In recent years, the value of adding nutrient-rich greens to our diet has caught the attention of consumers, resulting in an explosion of available options. Not so long ago, the typical “garden salad” consisted mostly of chopped iceberg lettuce. Now that same menu item is a veritable medley of mixed greens, from arugula to escarole, mizuna to mustard. Collard greens have joined spinach as a popular quiche add-in, and some kids are even cashing in their potato chips for kale chips.
These lovely lettuces and gorgeous greens are nothing new to many of our local farmers. Every Saturday, Farmelot’s stand at the Chico Farmers’ Market offers an array of produce as colorful as an artist’s palette, and leafy greens are always prominent. “We supply the Sierra Nevada Taproom and Restaurant with a salad mix,” says owner and farmer James Brock. “That means we need to grow those plants all year.” Farmelot produces 10 to 12 types of lettuce, along with eight varieties of robust greens, year-round. Others are cultivated seasonally, providing consumers with endless options for salads, sandwiches, soups and stir-fries.
Taste and texture. Leafy greens encompass a wide assortment of flavors, ranging from bitter to sweet and from mild to tangy. Such differences are humorously illustrated by two of Farmelot’s salad blends. “Sissy,” for the less adventurous palate, is a combination of 12 milder lettuces including oak leaf and rhazes. Some of the spicier lettuces and greens, like arugula and komatsuna, give the “Sassy” mix a bit of a kick. Farmer James says texture is also a consideration. “Some people prefer the smooth, almost velvety butterhead, while others like the crisp crunch of a romaine.”
Nutrient know-how. Packed with fiber and a slew of vitamins and minerals, leafy greens can be an integral part of a balanced diet. In addition, Professor Melanie King of the Nutrition and Food Science department at California State University, Chico, says, “Greens also contain phytochemicals – compounds made by plants that may have health benefits for us.”
However, it’s important to note that nutritional composition is not the whole story. Bioavailability, the degree to which consumed nutrients may be absorbed and used by the body, varies depending on the food source and how foods are combined in a meal. Take iron, for example. The heme iron found in meat protein is more easily absorbed than the nonheme iron found in plant sources. But heme iron improves absorption of nonheme iron when the two are eaten together; Vitamin C also improves bioavailability of the mineral. So adding some chicken or citrus to a spinach salad allows the body to make better use of iron and other nutrients in the leafy greens.
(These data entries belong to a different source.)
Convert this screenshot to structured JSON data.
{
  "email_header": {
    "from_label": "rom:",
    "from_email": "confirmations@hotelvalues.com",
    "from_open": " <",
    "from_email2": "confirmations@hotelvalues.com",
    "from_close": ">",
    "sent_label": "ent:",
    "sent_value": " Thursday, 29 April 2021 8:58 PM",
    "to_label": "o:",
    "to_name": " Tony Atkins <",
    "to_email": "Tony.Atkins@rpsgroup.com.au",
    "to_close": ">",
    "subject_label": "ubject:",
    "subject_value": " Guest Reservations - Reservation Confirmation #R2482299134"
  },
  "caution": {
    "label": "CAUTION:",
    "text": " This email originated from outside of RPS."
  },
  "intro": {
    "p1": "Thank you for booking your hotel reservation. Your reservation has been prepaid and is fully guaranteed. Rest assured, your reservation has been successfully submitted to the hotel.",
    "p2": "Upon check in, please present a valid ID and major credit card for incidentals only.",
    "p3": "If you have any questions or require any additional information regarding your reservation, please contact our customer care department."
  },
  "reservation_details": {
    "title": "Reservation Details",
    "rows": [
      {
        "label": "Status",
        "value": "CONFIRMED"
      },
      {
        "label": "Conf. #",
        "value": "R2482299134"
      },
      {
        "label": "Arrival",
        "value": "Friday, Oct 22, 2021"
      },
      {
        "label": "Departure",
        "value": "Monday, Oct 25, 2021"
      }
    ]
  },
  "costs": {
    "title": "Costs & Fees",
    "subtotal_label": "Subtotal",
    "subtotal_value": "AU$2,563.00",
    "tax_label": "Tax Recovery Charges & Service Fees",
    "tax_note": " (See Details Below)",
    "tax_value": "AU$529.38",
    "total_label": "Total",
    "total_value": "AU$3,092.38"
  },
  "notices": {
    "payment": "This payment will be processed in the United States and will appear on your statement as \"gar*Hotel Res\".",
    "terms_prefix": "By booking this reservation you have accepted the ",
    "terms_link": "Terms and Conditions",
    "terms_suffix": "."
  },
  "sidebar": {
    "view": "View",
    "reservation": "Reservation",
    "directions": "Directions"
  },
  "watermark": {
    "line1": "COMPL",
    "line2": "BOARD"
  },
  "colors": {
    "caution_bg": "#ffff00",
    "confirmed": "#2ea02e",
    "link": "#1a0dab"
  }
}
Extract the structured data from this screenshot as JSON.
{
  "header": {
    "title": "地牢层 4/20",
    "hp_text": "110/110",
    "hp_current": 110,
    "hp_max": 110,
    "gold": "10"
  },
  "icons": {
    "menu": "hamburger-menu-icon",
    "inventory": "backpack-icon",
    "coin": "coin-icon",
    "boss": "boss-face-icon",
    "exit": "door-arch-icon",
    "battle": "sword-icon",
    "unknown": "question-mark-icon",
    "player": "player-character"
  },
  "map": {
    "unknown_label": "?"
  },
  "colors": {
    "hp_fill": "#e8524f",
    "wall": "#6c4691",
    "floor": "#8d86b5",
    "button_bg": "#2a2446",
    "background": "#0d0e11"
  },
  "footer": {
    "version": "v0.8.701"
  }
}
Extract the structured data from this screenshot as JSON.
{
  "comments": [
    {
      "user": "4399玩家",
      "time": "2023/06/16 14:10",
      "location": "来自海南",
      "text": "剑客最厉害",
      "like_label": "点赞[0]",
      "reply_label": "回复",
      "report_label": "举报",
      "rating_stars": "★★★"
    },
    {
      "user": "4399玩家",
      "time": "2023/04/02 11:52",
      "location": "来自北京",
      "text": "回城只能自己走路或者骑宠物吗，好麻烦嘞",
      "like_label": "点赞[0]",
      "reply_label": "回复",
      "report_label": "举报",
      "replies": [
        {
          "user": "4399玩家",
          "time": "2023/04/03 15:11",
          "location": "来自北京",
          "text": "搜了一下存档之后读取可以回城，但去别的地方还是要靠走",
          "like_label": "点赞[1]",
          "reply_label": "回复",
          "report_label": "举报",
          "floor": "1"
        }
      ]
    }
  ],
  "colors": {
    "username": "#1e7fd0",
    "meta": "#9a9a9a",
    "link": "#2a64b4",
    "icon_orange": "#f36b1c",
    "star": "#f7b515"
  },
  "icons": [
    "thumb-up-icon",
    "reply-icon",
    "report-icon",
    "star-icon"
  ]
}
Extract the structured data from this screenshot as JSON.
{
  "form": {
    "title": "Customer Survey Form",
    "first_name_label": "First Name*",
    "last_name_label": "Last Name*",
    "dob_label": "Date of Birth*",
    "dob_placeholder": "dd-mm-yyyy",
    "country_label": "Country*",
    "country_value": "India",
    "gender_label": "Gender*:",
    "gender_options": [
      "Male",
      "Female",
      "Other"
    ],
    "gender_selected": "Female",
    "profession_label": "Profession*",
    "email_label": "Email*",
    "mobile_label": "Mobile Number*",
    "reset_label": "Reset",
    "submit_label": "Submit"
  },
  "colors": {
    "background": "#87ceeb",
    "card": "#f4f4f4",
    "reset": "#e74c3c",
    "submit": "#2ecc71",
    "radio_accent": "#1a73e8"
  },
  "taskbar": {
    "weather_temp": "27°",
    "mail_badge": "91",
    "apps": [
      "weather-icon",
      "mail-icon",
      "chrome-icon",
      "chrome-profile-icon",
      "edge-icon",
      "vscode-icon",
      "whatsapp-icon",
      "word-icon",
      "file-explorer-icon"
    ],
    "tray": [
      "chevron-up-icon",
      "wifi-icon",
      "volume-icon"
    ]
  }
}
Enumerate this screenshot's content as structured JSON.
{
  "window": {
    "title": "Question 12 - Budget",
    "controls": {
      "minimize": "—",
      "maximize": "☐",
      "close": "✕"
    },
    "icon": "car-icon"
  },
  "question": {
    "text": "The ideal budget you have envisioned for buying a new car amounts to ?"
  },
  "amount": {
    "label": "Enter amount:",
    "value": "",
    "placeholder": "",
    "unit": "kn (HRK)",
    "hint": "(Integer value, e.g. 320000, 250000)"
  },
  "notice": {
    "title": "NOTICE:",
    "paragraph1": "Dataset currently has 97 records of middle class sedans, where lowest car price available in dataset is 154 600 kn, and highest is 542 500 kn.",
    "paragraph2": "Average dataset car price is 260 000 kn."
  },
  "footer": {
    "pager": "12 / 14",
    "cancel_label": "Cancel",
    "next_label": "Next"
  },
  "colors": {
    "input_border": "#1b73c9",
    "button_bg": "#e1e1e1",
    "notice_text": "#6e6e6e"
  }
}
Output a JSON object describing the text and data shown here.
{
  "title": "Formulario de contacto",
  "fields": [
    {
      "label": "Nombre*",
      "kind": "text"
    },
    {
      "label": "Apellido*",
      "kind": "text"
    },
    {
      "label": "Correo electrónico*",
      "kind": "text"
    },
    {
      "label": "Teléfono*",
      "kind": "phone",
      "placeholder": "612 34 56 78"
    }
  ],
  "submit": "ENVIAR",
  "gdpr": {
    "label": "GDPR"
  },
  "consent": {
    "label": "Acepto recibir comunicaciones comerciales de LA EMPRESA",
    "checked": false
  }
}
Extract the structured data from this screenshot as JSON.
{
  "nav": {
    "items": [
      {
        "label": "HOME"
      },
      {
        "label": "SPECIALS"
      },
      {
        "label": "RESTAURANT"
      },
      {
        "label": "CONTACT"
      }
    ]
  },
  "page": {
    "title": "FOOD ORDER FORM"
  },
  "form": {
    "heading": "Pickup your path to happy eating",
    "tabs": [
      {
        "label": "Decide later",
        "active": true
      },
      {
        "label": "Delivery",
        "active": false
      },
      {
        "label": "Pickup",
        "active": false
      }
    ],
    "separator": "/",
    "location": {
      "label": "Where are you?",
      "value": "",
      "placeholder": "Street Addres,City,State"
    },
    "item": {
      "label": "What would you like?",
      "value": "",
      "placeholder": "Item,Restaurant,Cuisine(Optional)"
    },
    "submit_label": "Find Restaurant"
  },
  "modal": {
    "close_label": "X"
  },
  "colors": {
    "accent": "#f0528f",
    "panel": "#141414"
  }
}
Value in variety. Professor King cautions against getting too caught up in the details, however. “It’s easy to get overwhelmed by this information,” she says, “Then people give up and stop eating the veggies that are so important.” She emphasizes that we benefit most from eating a variety of foods. “Different lettuces and greens will contain different nutrients and at different levels. Eating a variety ensures getting the most nutrient-dense diet possible.” King also encourages us to eat our greens in whatever form is available. “Of course we all love our fresh produce,” she says. “But don’t shy away from frozen, fermented or canned. You’re still getting many of the dietary benefits.”
Variety also goes a long way when trying to get kids onboard. Sometimes it’s all in the presentation. A “gross” green shake can miraculously become a “Green Monster Power Smoothie.” Any of the sturdier leaves like kale, collard, and broccoli can be roasted into crunchy chips and jazzed up with a little parmesan cheese. Bake some greens into zucchini muffins or a savory quick bread.
Rethinking food scraps. Many edible plant parts are typically discarded in the midst of food preparation. Yet often, these “scraps” are tasty and packed with nutrients. When trimming kale and collards, save the stalks; finely chopped, they can be sautéed or added to stews with delicious results. Carrot tops and celery leaves make excellent pesto, or add flavor to a stir-fry. Broccoli and cauliflower greens can be used alone or in combination with other more traditional greens.
Smart storage. Lettuces and greens are perishable and can’t be kept too long without wilting and spoiling. Their nutritional value is also highest when they’re freshest. King says the best way to store leafy greens is in an airtight container in the bottom of the fridge. “Try to decrease exposure to light, warm temps and oxygen,” she says. “I always tell people to make good use of that veggie drawer!” Robust greens can easily be chopped and frozen for future use in soups and stews.
A Perfectly Mixed-Up Salad
Just as leafy greens vary in color, texture, and flavor, they also differ in nutritional composition. A creative mix makes for a healthy dish with oomph.
Start with a mild lettuce, such as butterhead, endive, rhazes or green leaf.
Add some crunch and texture with frisee, romaine or Napa cabbage.
Color it up with radicchio, beet greens, arugula and baby red Russian kale.
Add pepper and tangy arugula, dragon mustard, komatsuna, tatsoi, or watercress.
Top it off with microgreens – the tender, young baby leaves from a slew of plants – parsley, purslane, sunflowers, collards, snow peas – are all loaded with antioxidants and vitamin C. Flavors range from sweet to nutty to spicy.